Ms. Cherri Lakey, co-founder of Anno Domini gallery, never ever had the opportunity to meet the artist Mr. Zack Luchetti, an educator and artist who was born and raised in Oakland and was studying under the guidance of illustrator Barron Storey at San Jose State. The work he created was so inspiring that Lakey and her co-founder, Mr. Brian Eder, decided to produce a tribute show in his memory during this week’s South First Fridays street art event that will take place in downtown San Jose. However, Luchetti will not be able to be present at the show. He was a senior citizen when he succumbed to colon cancer as he was living in Murphys where he was an instructor.
In the year 2000, Anno Domini held a retrospective of work by Storey dating to his “golden years” and Cathy Luchetti, Zack’s mother was present in recognition of Zack’s respect for his teacher. The gallery asked her on S. First St. whether they’d be interested in displaying her son’s work. Lakey told her that submissions were not the best fit for every gallery. The work was amazing. Lakey said that Zack’s distinctive view of nature and humankind, along with his work in the BART Station, as well as other places, makes Zack’s work different from other.
It was an impressive performance. This show is named after an illustration of Luchetti who is a primary teacher that illuminates wolves through the use of a lightbulb. This symbolises Luchetti’s efforts to educate his students. Luchetti is aware of the commonalities between his work that is vivid and also those depicted by Salvador Dali, Pablo Picasso, Diego Rivera and other surrealists. The amalgamation is new to him. “They appear to be very complicated,” stated Lakey. His art has many layers of significance. These were the paintings that truly stirred my heart.
The annual South First Fridays Art Walk, which has grown in size to include Fountain Alley and Martha Gardens along with the SoFA District The walk runs from pm to pm at different venues. An up-to-date listing of this week’s events, as well as a downloadable map, can be located on the website www.southfirstfridays.com. The highlights of this week’s festivities include the reception for Me Earth, an exhibit that was created by Tuan Tran, a Vietnamese-American artist who uses found objects in his art, which will be held at Chopsticks Alley. Also, there’s the Asian Fusion Art Collective, in the building S. Second St.
The final chance to view “Pertencer:To Belong” in the MACLA gallery runs through the 31st of March on a Friday. The exhibition offers a range of pieces from more than local artists and can be previewed in greater detail at www.workssanjose.org.
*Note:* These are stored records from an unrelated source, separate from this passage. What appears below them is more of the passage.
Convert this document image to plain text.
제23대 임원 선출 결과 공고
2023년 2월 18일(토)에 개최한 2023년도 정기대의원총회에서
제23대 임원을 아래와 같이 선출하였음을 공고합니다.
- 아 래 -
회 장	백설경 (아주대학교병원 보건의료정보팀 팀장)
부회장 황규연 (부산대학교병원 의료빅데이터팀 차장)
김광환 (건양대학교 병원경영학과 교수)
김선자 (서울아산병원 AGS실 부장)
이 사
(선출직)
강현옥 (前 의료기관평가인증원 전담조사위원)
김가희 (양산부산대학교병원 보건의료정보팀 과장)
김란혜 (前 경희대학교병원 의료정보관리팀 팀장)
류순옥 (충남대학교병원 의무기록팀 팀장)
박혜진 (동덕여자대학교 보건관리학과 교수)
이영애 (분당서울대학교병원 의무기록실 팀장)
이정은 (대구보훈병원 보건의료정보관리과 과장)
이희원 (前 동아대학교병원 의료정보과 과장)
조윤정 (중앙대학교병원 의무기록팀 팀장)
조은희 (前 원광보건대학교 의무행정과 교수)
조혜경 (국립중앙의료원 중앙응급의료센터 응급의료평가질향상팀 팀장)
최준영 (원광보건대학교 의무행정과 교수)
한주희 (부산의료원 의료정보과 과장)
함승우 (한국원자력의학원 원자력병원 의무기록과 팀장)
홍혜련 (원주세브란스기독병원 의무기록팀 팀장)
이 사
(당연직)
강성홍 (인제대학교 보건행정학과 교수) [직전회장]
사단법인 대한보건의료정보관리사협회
In addition, Open San Jose will have a fashion show which will showcase the fashions of one of their tenants at : p.m. The show will be held prior to the community art auction.
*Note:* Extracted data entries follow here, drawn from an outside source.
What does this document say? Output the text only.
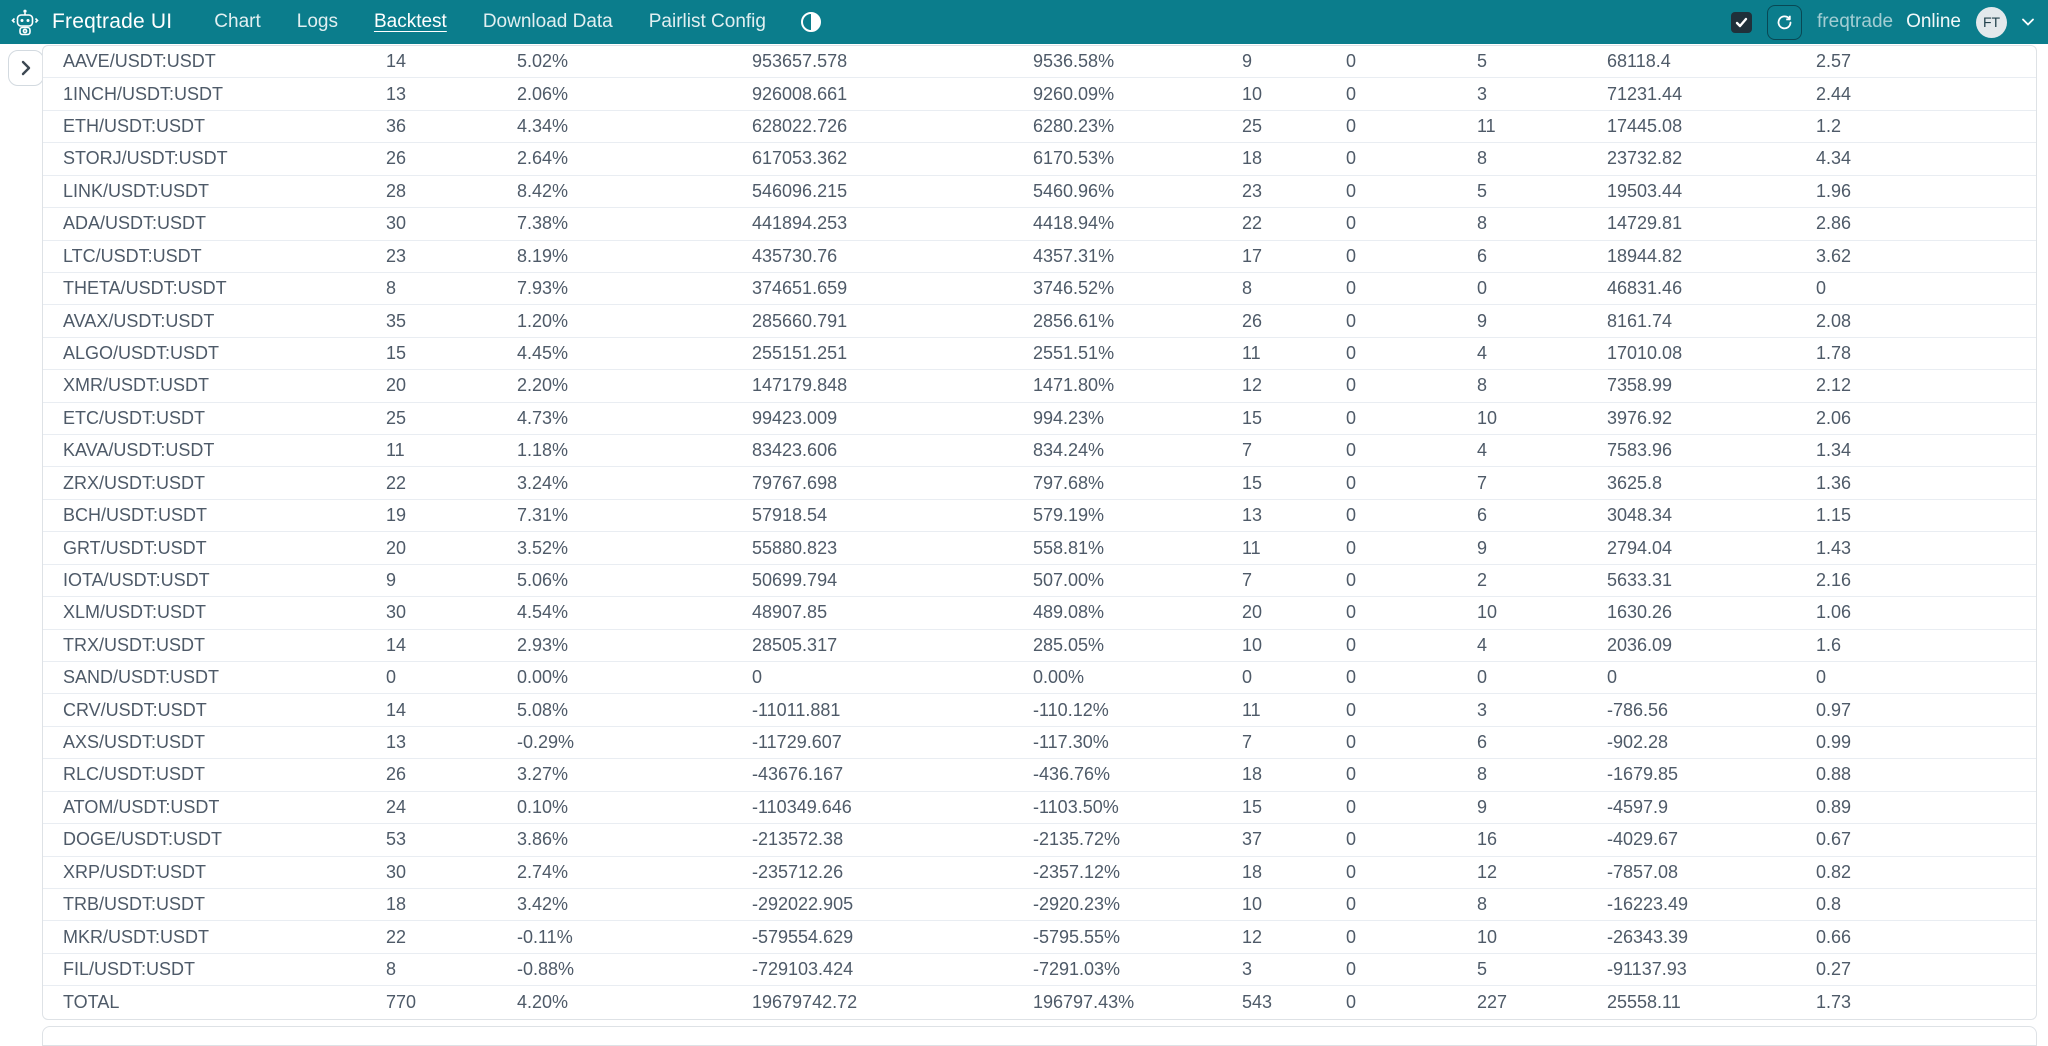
Freqtrade UI Chart Logs Backtest Download Data Pairlist Config	freqtrade Online	FT
AAVE/USDT:USDT	14	5.02%	953657.578	9536.58%	9	0	5	68118.4	2.57
1INCH/USDT:USDT	13	2.06%	926008.661	9260.09%	10	0	3	71231.44	2.44
ETH/USDT:USDT	36	4.34%	628022.726	6280.23%	25	0	11	17445.08	1.2
STORJ/USDT:USDT	26	2.64%	617053.362	6170.53%	18	0	8	23732.82	4.34
LINK/USDT:USDT	28	8.42%	546096.215	5460.96%	23	0	5	19503.44	1.96
ADA/USDT:USDT	30	7.38%	441894.253	4418.94%	22	0	8	14729.81	2.86
LTC/USDT:USDT	23	8.19%	435730.76	4357.31%	17	0	6	18944.82	3.62
THETA/USDT:USDT	8	7.93%	374651.659	3746.52%	8	0	0	46831.46	0
AVAX/USDT:USDT	35	1.20%	285660.791	2856.61%	26	0	9	8161.74	2.08
ALGO/USDT:USDT	15	4.45%	255151.251	2551.51%	11	0	4	17010.08	1.78
XMR/USDT:USDT	20	2.20%	147179.848	1471.80%	12	0	8	7358.99	2.12
ETC/USDT:USDT	25	4.73%	99423.009	994.23%	15	0	10	3976.92	2.06
KAVA/USDT:USDT	11	1.18%	83423.606	834.24%	7	0	4	7583.96	1.34
ZRX/USDT:USDT	22	3.24%	79767.698	797.68%	15	0	7	3625.8	1.36
BCH/USDT:USDT	19	7.31%	57918.54	579.19%	13	0	6	3048.34	1.15
GRT/USDT:USDT	20	3.52%	55880.823	558.81%	11	0	9	2794.04	1.43
IOTA/USDT:USDT	9	5.06%	50699.794	507.00%	7	0	2	5633.31	2.16
XLM/USDT:USDT	30	4.54%	48907.85	489.08%	20	0	10	1630.26	1.06
TRX/USDT:USDT	14	2.93%	28505.317	285.05%	10	0	4	2036.09	1.6
SAND/USDT:USDT	0	0.00%	0	0.00%	0	0	0	0	0
CRV/USDT:USDT	14	5.08%	-11011.881	-110.12%	11	0	3	-786.56	0.97
AXS/USDT:USDT	13	-0.29%	-11729.607	-117.30%	7	0	6	-902.28	0.99
RLC/USDT:USDT	26	3.27%	-43676.167	-436.76%	18	0	8	-1679.85	0.88
ATOM/USDT:USDT	24	0.10%	-110349.646	-1103.50%	15	0	9	-4597.9	0.89
DOGE/USDT:USDT	53	3.86%	-213572.38	-2135.72%	37	0	16	-4029.67	0.67
XRP/USDT:USDT	30	2.74%	-235712.26	-2357.12%	18	0	12	-7857.08	0.82
TRB/USDT:USDT	18	3.42%	-292022.905	-2920.23%	10	0	8	-16223.49	0.8
MKR/USDT:USDT	22	-0.11%	-579554.629	-5795.55%	12	0	10	-26343.39	0.66
FIL/USDT:USDT	8	-0.88%	-729103.424	-7291.03%	3	0	5	-91137.93	0.27
TOTAL	770	4.20%	19679742.72	196797.43%	543	0	227	25558.11	1.73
In light of the increased probability of rainy weather over the Saturday, Bank of America cardholders could make wise use of their indoor time. Since this is the beginning of this month, they’re qualified for free admission to various cultural venues which include The Computer History Museum in Mountain View, San Jose Museum of Art and Tech Interactive, courtesy of the “Museums on Us” program. The weekend marks the appearance of works of art that are not that is owned by the regulars. That includes Pilar Aguero-Esparza and Rayos Magos as well as Kristina Mikotti, Hector Munoz-Guzman, Kristina, Kristina, Kristina, Kristina, Kristina Vanessa Wallace-Gonzales White-Johnson, as well as Hector Munoz–Guzman.
What we can learn
The art exhibit “Pertencer To be a part of the family” at the MACLA gallery is on the final stages, giving local artists in the San Jose area a chance to exhibit their work. Also, Open San Jose will host a fashion showcase in conjunction with one of the tenants. Both of these events give visitors an opportunity to discover how creative San Jose. San Jose community. These incredible experiences will only last one or two days away before the exhibition closes on the 25th of March, 2021.